Bernadette B.'nin almayacağı bir risk. Zaten yeni bir işi var: "Bernadette B.'nin davası yayımlandıktan sonra, bir şirket bize iş teklifiyle ulaştı. Bunun harika olduğunu düşünüyoruz ve başarısızlığa uğrayabilecek bir davadansa böyle bir şeyi tercih ederiz."
B. münferit bir vaka mı? Sabine Mertens hayır diyor. Ona göre çoğu insan konuşmaktan korkuyor: "Birçok insan korkuyor ve işlerine ihtiyaç duyuyor; varoluşları tehlikede." Mertens yakın zamanda bir şirket etkinliğinde bir sunum yaptı. Orada, bazı çalışanların "muazzam bir baskı oluştuğunu" bildirdiğini söylüyor. Cinsiyet zorunluluğu olmamasına rağmen, "çoğu istemese bile" tüm çalışanlar cinsiyet ayrımı gözetmeyen bir dil kullanmaya teşvik ediliyor.

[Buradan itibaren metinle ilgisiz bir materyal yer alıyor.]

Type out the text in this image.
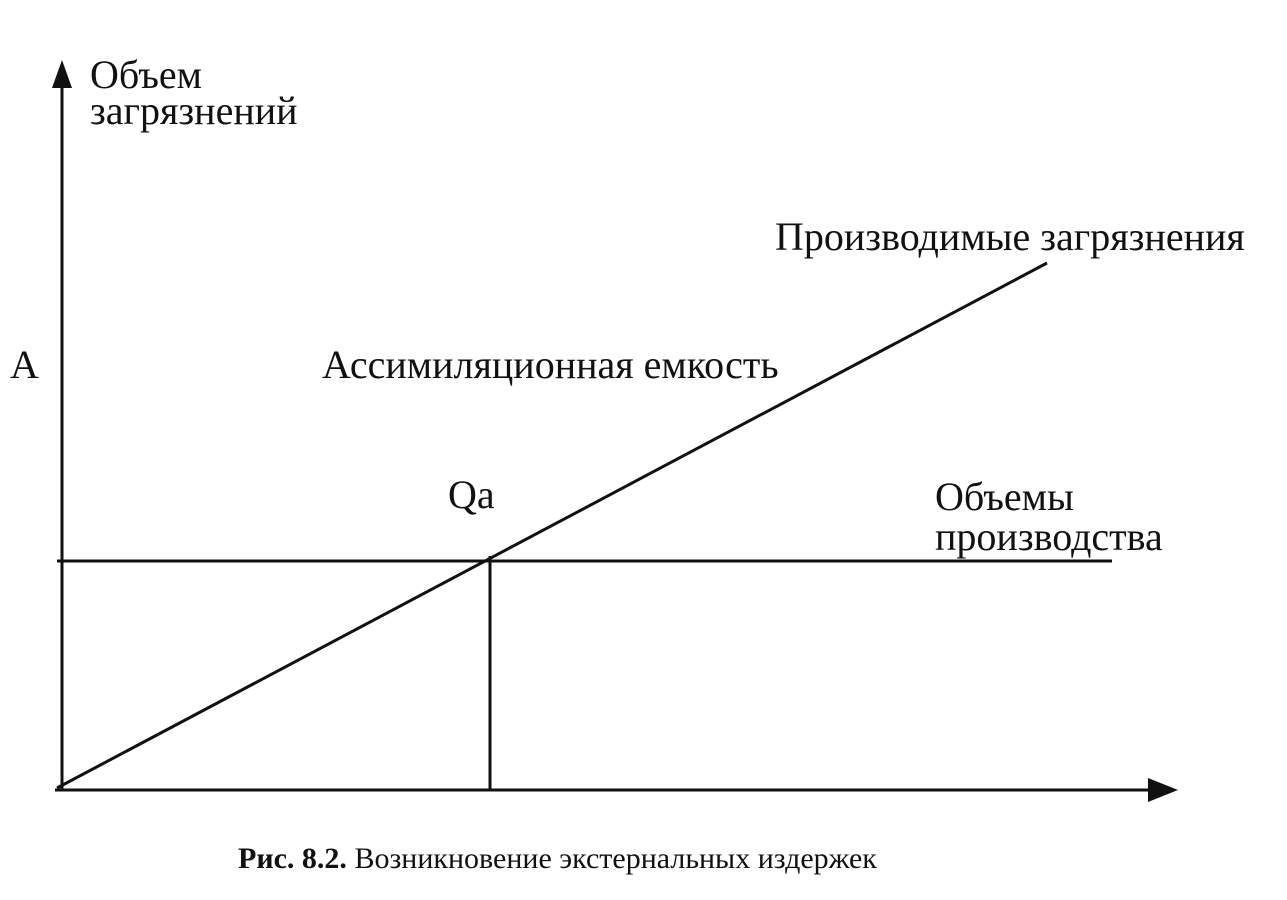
Объем
загрязнений
A
Производимые загрязнения
Ассимиляционная емкость
Qa	Объемы
производства
Рис. 8.2. Возникновение экстернальных издержек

Yeşil politikacı "demokratik olmayan" süreçlerden bahsediyorMertens, toplumsal cinsiyetçilikten toplumsal cinsiyete uygun dile doğru geçişin yıllardır sessizce gerçekleştiğini söylüyor. "Toplumsal cinsiyet bakış açısı yavaş yavaş kurumlara taşınıyordu." Cinsiyet yıldızlarına, noktalarına ve çizgilerine asla alışamayacağını söylüyor. Bu da pes etmemesinin bir nedeni. Üstelik kendisi ve diğer aktivistler en başından beri nefretle karşılanmış olmasına rağmen.
Bazen bir eylemi bozan Antifa'dır, diyor. Sonra, Aşağı Saksonya Cinsiyet Karşıtı Halk Girişimi tarafından düzenlenen bir etkinlikte boy gösteren ve süreci "demokratik olmayan" bir süreç olarak nitelendiren Yeşil bir politikacı . Mertens şöyle diyor: "Gerçekten nerede olduğumuzu merak ettiriyor. Bir halk girişiminden daha güzel ve demokratik ne olabilir ki?"
Peki iddia edilen cinsiyet ayrımcılığını bildirmek doğru bir yol mu? Mertens'e göre, şu anda başka seçenek yok. Cinsiyetçi dil savunucuları muhalif görüşleri kabul etmiyor. Bu nedenle, insanları "cesaretlendirmek" ve kendi seslerini yükseltmek önemli. Bu her zamankinden daha önemli: "Artık saat on ikiye beş kala değil, artık bunu bile söyleyemezsiniz. Cinsiyet anaokulunda öğretiliyorsa, saat on ikiyi çoktan geçmiş demektir - on ikiyi çoktan geçmiş demektir."